スマトラ島では、かつて島全体を覆っていた熱帯雨林が、この100年間に急激に失われてきました。とりわけ、減少が著しいのは、島の東部に広がる低地の熱帯雨林で、今のまま伐採が進んだ場合、近い将来これらの森が全て失われるおそれがあると指摘されています。
そして、かつては手つかずの熱帯林が島を覆い、絶滅が危惧されているオランウータン、ゾウ、サイといった大型の哺乳動物にとっても貴重な生息地となっているボルネオ島(カリマンタン)の森林も、過去半世紀のうちに急速に破壊され、現在までに50%が消失してしまいました。
パートナーシップでは、スマトラ島中部のテッソ・ニロ、南部のブキ・バリサン・セラタン国立公園やボルネオ島など、インドネシアの各地で、さまざまな森林保全活動を支援しました。
チベット高原から南シナ海まで、4,000km以上にわたって流れるメコン川。このメコン川には全長3mにもなるナマズやコイなど、さまざまな魚類が生息しているだけでなく、その流域の国々に広がる森林にはゾウやトラなど多様な陸上生物も生息しています。しかし今、東南アジア諸国の経済発展に伴い、ダムや道路をはじめとするインフラ整備が進むと同時に、川や森の環境破壊が急激に進んでいます。
メコン地域(中国雲南省を除く)では、1973年から2009年までの間に森林面積が140万平方キロメートルから98万平方キロメートルにまで減少。この40年間の森林減少面積は、日本の国土面積の1.4倍になります。

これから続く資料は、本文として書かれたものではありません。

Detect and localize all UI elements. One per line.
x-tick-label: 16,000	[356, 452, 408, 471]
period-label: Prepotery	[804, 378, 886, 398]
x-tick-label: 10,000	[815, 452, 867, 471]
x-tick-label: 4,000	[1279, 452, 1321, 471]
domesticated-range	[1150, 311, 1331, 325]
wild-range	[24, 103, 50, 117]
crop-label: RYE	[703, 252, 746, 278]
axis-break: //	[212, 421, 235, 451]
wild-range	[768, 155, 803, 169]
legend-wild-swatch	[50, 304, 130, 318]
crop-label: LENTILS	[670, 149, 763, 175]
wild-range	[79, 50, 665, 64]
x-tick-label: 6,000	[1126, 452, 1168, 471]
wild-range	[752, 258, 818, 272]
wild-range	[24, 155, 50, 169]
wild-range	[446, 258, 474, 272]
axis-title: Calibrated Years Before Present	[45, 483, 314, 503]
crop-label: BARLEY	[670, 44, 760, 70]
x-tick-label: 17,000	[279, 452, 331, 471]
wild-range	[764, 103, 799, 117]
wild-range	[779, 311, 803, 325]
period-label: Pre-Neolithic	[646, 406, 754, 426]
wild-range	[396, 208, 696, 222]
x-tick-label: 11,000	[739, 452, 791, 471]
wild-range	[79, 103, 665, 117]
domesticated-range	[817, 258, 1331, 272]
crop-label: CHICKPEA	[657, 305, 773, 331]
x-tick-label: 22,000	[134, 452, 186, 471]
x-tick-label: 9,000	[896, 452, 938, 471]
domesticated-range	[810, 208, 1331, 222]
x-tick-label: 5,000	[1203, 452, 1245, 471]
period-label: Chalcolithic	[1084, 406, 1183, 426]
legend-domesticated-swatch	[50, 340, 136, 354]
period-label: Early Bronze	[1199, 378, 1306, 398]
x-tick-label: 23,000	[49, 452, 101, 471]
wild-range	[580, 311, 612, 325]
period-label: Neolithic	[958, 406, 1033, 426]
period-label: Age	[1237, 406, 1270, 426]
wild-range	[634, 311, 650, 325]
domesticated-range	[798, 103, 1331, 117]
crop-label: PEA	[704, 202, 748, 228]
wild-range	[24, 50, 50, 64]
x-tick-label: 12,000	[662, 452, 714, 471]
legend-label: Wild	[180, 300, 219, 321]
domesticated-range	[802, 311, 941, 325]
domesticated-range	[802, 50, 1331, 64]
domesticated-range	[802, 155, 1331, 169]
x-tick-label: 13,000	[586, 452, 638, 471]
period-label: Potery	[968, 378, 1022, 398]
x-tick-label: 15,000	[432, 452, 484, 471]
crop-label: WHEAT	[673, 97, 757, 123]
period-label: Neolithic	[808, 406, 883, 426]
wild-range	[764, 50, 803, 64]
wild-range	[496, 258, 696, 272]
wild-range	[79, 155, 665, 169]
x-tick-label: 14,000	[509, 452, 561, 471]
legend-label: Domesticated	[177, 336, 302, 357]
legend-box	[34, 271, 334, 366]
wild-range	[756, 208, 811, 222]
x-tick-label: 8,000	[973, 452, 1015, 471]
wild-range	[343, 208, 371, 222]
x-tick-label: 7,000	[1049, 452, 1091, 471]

現在のペースで森林破壊が進めば、2030年までにさらに15~30万平方キロメートルの森林が失われ、その大部分は天然林が残っているタイ・ミャンマー国境とカンボジア北東部に集中すると予想されています。
パートナーシップでは、メコン地域の生物多様性を保全するために、森林モニタリングや持続可能な天然ゴム生産の推進、違法な野生生物取引の取り締まり強化などの活動を支援しました。
「天然ゴムが使われている製品」と聞いたとき、どのようなものが思い浮かぶでしょうか。実は、自転車や自動車などの乗り物に使われるタイヤ、輪ゴム、ゴムホース、ゴム製の手袋や長靴、スニーカーの靴底など身近な製品に使用されています。
天然ゴムの生産地が集中しているのは、タイ、インドネシア、マレーシア、ベトナムなどの東南アジアで、この4カ国で世界の総生産量の約4分の3を占めています。中でもタイとインドネシアは、世界の二大天然ゴム生産国で、日本が消費する天然ゴムの大部分もこれらの国から輸入されています。
近年、これらの東南アジアの国々では、手つかずの森林が開発や大規模な森林伐採のために急速に失われています。その原因のひとつに、天然ゴムを生産するための農地拡大もあることが報告されています。
パートナーシップでは、地球環境への負荷を極力軽減し、生物多様性を守りながら、経済的に豊かになろうとするニーズの大きな地域の持続可能な発展に貢献することを目指し、天然ゴムの持続可能な生産と調達に取り組みました。